On last report, a total of 172 structures, including 169 homes, had been destroyed by the fire which started on Monday morning. Sunday a new list was released saying 159 homes had been destroyed and 7 other structures were lost to the fire.
As of Sunday evening, the fire was 87 percent contained, burning 6,427 total acres. No additional structures have been destroyed. Terry Krasko, a spokesman for the national Type 1 incident team estimated $6,775,000 has been spent on the fire so far.
About 3,000 people were evacuated after it broke out and about 1,000 firefighters were still on the line on Saturday working to contain it.
The Boulder County Sheriff's Office announced it opened parts of Mountain Pines subdivision at noon Sunday. The area includes Left Fork Road and Mountain King Road, but not Arkansas Mountain Road.
All residents will need passes to provide access into their neighborhood, according to authorities.
Evacuees can get a pass at the Boulder County Justice Center at 6th and Canyon between 10 a.m. and 8 p.m. This is for when the mandatory evacuation is lifted.
Evacuees are asked to bring a form of identification and complete a form for tracking purposes. There will also be a short informational meeting to address safety issues in the evacuated zone.

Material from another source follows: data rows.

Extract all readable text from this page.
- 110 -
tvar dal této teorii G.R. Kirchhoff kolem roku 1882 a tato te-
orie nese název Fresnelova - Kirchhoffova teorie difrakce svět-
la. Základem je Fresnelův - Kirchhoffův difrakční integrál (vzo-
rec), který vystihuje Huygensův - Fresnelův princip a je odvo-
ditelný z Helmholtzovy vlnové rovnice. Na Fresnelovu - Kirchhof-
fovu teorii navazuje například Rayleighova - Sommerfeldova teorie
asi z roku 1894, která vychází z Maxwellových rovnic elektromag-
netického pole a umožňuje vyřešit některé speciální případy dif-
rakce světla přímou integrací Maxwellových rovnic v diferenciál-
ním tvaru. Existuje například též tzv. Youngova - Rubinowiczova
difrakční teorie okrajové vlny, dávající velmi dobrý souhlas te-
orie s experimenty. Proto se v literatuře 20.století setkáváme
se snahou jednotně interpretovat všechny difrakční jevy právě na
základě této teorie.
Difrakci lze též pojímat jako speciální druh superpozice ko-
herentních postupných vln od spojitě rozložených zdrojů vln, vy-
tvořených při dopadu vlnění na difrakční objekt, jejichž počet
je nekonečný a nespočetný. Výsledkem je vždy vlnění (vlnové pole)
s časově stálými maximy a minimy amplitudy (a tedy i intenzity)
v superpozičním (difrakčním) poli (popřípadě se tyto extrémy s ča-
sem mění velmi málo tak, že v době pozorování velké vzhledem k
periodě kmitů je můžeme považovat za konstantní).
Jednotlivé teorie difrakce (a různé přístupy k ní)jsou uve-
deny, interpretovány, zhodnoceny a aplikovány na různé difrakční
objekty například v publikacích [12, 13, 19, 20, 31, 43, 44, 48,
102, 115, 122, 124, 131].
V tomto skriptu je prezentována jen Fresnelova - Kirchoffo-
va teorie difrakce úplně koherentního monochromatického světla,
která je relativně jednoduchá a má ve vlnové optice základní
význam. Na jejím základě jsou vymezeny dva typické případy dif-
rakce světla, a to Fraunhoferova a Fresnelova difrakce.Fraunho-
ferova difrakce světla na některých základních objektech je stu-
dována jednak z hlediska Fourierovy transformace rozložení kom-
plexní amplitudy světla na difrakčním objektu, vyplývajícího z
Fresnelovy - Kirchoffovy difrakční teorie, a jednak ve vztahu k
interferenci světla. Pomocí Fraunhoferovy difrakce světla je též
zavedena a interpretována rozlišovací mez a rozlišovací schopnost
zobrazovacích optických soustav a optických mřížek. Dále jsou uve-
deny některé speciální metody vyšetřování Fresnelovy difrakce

You can find this information on the Boulder Office of Emergency Management's website.
The Boulder County Sheriff's Office says evacuees who cannot pick up a pass on Sunday will be able to get one at the Justice Center during normal business hours.
Fire officials warned that much of the area is dangerous because of downed power lines and poles, damaged roads and exposed mine shafts.
Still, Boulder firefighting operations were being scaled back and some crews were being relieved six days after the wildfire erupted and quickly destroyed at least 166 homes.
Officials said full containment was expected by Monday evening.
Firefighters monitored the fire lines through Saturday. They had extinguished the few hot spots they found Friday night. An infrared scan was also done to provide a quick and accurate overview of where the fire is burning the hottest.
The results of the flight didn't show the large pockets of intense heat that were once seen in the burn area, but instead there are several areas of isolated heat that remain according to the Great Basin Incident Management Team.
They have made 78 drops, dropping 156,000 gallons of retardant, since the fire began.
The cause of the fire remains an open investigation.
About 2,000 people were allowed to return to their homes on Friday. Xcel Energy and Qwest Communications are just beginning to get the utilities repaired in the area. Krasko said on Saturday morning that telephone connections and electricity was being restored to some of the subdivisions outside the burn area.
No word has been given on when the remaining residents could return to the homes that still remain evacuated in the area. Crews are still working to get a containment line around the burn area before people can go back in.
"They're still putting out fires in that perimeter, so the fire perimeter is not getting any bigger, but they're working inside to make it safer for residents to come back. It's just not time yet," Krasko said.
Authorities say one resident was arrested in the evacuation area for going back across the lines three separate times.
Gov. Bill Ritter met with incident commanders again on Friday and reiterated his confidence in them. Earlier this week, Ritter pledged $5 million toward the effort to extinguish the blaze that has already scorched 169 homes, the most ever lost in a Colorado wildfire.
Ritter says $4 million of that money has already been spent and authorized an additional $200,000 on Thursday to assist with firefighting costs.
The governor also expressed his gratitude to those on the front lines fighting the blaze.
To those that did lose everything to the fire, the American Red Cross is offering counseling services.
"Not knowing of the status of your home or wondering if you've lost everything you own is, of course, is emotionally troubling. It's traumatic to live through something like that. So we always want to make sure that people have access comfort and counseling," Patricia Billinger with the American Red Cross said.
Evacuees can also find help in the form of clothing, shoes and supplies from charities like Colorado Friendship.
"We just want to supply them with everything and when people in Boulder heard that, that is what the outpouring is like," Ron Craig with Colorado Friendship said.
"It's the basics of life, really. If you don't know if you have a house to go back to or other people that already know that their house is burned down, it's kind of like where do you go from here?" Ian Metzger, an evacuee, said.
If evacuees need supplies, they can go to the YMCA at 28th and Mapleton Streets. Volunteers there are happy to help.
The Victims Assistance Center is still open at 3482 N. Broadway to assist anyone who has been affected by the fire.